È durissima la replica dei vertici dell'Ente ospedaliero cantonale (EOC) all'iniziativa popolare lanciata dagli amici del Cardiocentro. In una mail di fuoco inviata oggi e indirizzata a tutti i collaboratori dell'Ente il presidente del consiglio di amministrazione Paolo Sanvido e il direttore generale EOC Giorgio Pellanda tuonano all'indirizzo dell'ospedale del cuore, accusato di voler rovesciare i principi fissati dal fondatore del 'Cardio' Eduard Zwick "per servire interessi privati".

"Il Dottor Zwick, infatti, fondò il Cardiocentro Ticino con una donazione di 30 milioni di franchi: egli diede così vita a una Fondazione il cui scopo era di creare in Ticino una clinica di cardiochirurgia e di cardiologia - si legge nella mail, anticipata da La Regione e in possesso anche di Ticinonews - L’Atto di fondazione e gli Statuti sono cristallini: trascorsi 25 anni, il Cardiocentro deve diventare pubblico confluendo nell’EOC".
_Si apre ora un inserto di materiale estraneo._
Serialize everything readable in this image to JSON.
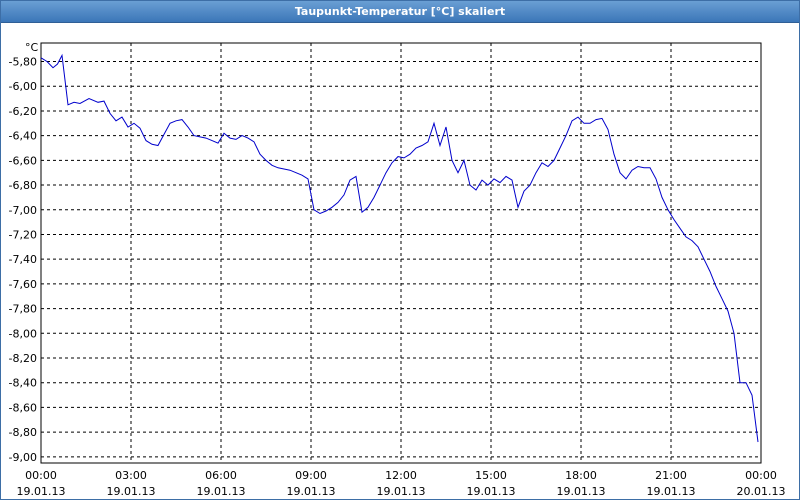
{
  "window": {
    "title": "Taupunkt-Temperatur [°C] skaliert"
  },
  "chart_data": {
    "type": "line",
    "title": "Taupunkt-Temperatur [°C] skaliert",
    "ylabel": "°C",
    "ylim": [
      -9.05,
      -5.65
    ],
    "grid": true,
    "y_ticks": [
      "-5,80",
      "-6,00",
      "-6,20",
      "-6,40",
      "-6,60",
      "-6,80",
      "-7,00",
      "-7,20",
      "-7,40",
      "-7,60",
      "-7,80",
      "-8,00",
      "-8,20",
      "-8,40",
      "-8,60",
      "-8,80",
      "-9,00"
    ],
    "x_ticks": [
      {
        "time": "00:00",
        "date": "19.01.13"
      },
      {
        "time": "03:00",
        "date": "19.01.13"
      },
      {
        "time": "06:00",
        "date": "19.01.13"
      },
      {
        "time": "09:00",
        "date": "19.01.13"
      },
      {
        "time": "12:00",
        "date": "19.01.13"
      },
      {
        "time": "15:00",
        "date": "19.01.13"
      },
      {
        "time": "18:00",
        "date": "19.01.13"
      },
      {
        "time": "21:00",
        "date": "19.01.13"
      },
      {
        "time": "00:00",
        "date": "20.01.13"
      }
    ],
    "series": [
      {
        "color": "#0000cc",
        "x_hours": [
          0,
          0.2,
          0.4,
          0.55,
          0.7,
          0.9,
          1.1,
          1.3,
          1.6,
          1.9,
          2.1,
          2.3,
          2.5,
          2.7,
          2.9,
          3.1,
          3.3,
          3.5,
          3.7,
          3.9,
          4.1,
          4.3,
          4.5,
          4.7,
          4.9,
          5.1,
          5.3,
          5.5,
          5.7,
          5.9,
          6.1,
          6.3,
          6.5,
          6.7,
          6.9,
          7.1,
          7.3,
          7.5,
          7.7,
          7.9,
          8.1,
          8.3,
          8.5,
          8.7,
          8.9,
          9.1,
          9.3,
          9.5,
          9.7,
          9.9,
          10.1,
          10.3,
          10.5,
          10.7,
          10.9,
          11.1,
          11.3,
          11.5,
          11.7,
          11.9,
          12.1,
          12.3,
          12.5,
          12.7,
          12.9,
          13.1,
          13.3,
          13.5,
          13.7,
          13.9,
          14.1,
          14.3,
          14.5,
          14.7,
          14.9,
          15.1,
          15.3,
          15.5,
          15.7,
          15.9,
          16.1,
          16.3,
          16.5,
          16.7,
          16.9,
          17.1,
          17.3,
          17.5,
          17.7,
          17.9,
          18.1,
          18.3,
          18.5,
          18.7,
          18.9,
          19.1,
          19.3,
          19.5,
          19.7,
          19.9,
          20.1,
          20.3,
          20.5,
          20.7,
          20.9,
          21.1,
          21.3,
          21.5,
          21.7,
          21.9,
          22.1,
          22.3,
          22.5,
          22.7,
          22.9,
          23.1,
          23.3,
          23.5,
          23.7,
          23.9
        ],
        "values": [
          -5.77,
          -5.8,
          -5.85,
          -5.82,
          -5.75,
          -6.15,
          -6.13,
          -6.14,
          -6.1,
          -6.13,
          -6.12,
          -6.22,
          -6.28,
          -6.25,
          -6.33,
          -6.3,
          -6.34,
          -6.44,
          -6.47,
          -6.48,
          -6.39,
          -6.3,
          -6.28,
          -6.27,
          -6.33,
          -6.4,
          -6.41,
          -6.42,
          -6.44,
          -6.46,
          -6.38,
          -6.42,
          -6.43,
          -6.4,
          -6.42,
          -6.45,
          -6.55,
          -6.6,
          -6.64,
          -6.66,
          -6.67,
          -6.68,
          -6.7,
          -6.72,
          -6.75,
          -7.0,
          -7.03,
          -7.01,
          -6.98,
          -6.94,
          -6.88,
          -6.76,
          -6.73,
          -7.02,
          -6.98,
          -6.9,
          -6.8,
          -6.7,
          -6.62,
          -6.57,
          -6.58,
          -6.55,
          -6.5,
          -6.48,
          -6.45,
          -6.3,
          -6.48,
          -6.33,
          -6.6,
          -6.7,
          -6.6,
          -6.8,
          -6.84,
          -6.76,
          -6.8,
          -6.75,
          -6.78,
          -6.73,
          -6.76,
          -6.98,
          -6.85,
          -6.8,
          -6.7,
          -6.62,
          -6.65,
          -6.6,
          -6.5,
          -6.4,
          -6.28,
          -6.25,
          -6.3,
          -6.3,
          -6.27,
          -6.26,
          -6.35,
          -6.55,
          -6.7,
          -6.75,
          -6.68,
          -6.65,
          -6.66,
          -6.66,
          -6.75,
          -6.9,
          -7.0,
          -7.08,
          -7.15,
          -7.22,
          -7.25,
          -7.3,
          -7.4,
          -7.5,
          -7.62,
          -7.72,
          -7.82,
          -8.0,
          -8.4,
          -8.4,
          -8.5,
          -8.88
        ]
      }
    ]
  }
}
Sanvido e Pellanda ribadiscono come questo scenario non sia "una disposizione negoziabile o modificabile" in quanto volontà del fondatore stesso. "Noi siamo un’istituzione pubblica e su questo tema abbiamo sempre tenuto la medesima, chiara, posizione, sostenuta e confermata recentemente anche dal Governo ticinese. Essa chiede semplicemente il rispetto legale delle volontà del fondatore e l’osservanza dei patti sottoscritti".

Il presidente del CdA e il direttore generale sostengono di essersi "scontrati contro la pervicacia e l’ostinazione del Consiglio di fondazione CCT" che avrebbe risposto picche a tutte le proposte di collaborazione avanzate, come quella che prevedeva la creazione di un Istituto del cuore all’interno dell’EOC, come IOSI e Neurocentro.
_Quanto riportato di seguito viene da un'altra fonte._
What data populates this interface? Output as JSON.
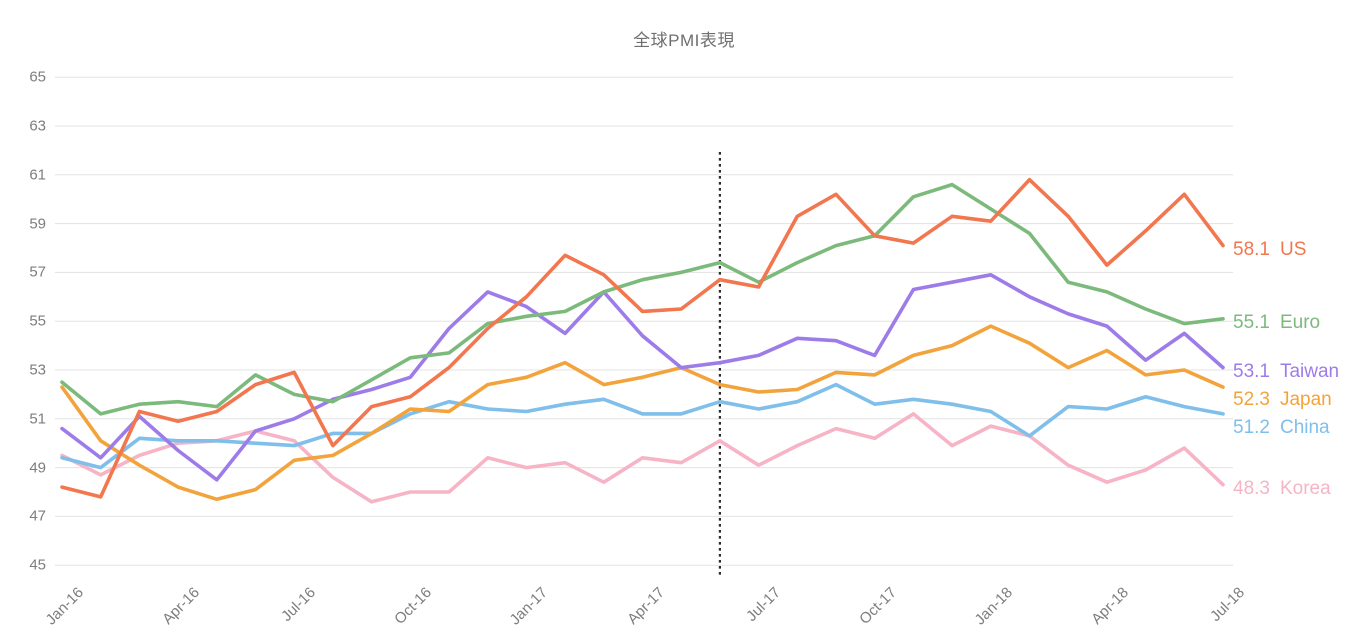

"Non vogliamo un Cardiocentro al servizio di interessi privati (...) L’EOC ha sempre favorito lo sviluppo del CCT. Da anni le due strutture collaborano efficacemente e questa collaborazione ha portato enormi benefici ai pazienti e va ulteriormente rafforzata per affrontare con successo le difficili sfide che attendono tutta la sanità - conclude la mail - Nei prossimi mesi difenderemo con il massimo impegno, insieme con voi, questa causa nobile e lungimirante. Lavoreremo a favore di tutti i ticinesi, e non soltanto, contro egoismi e particolarismi di ogni tipo".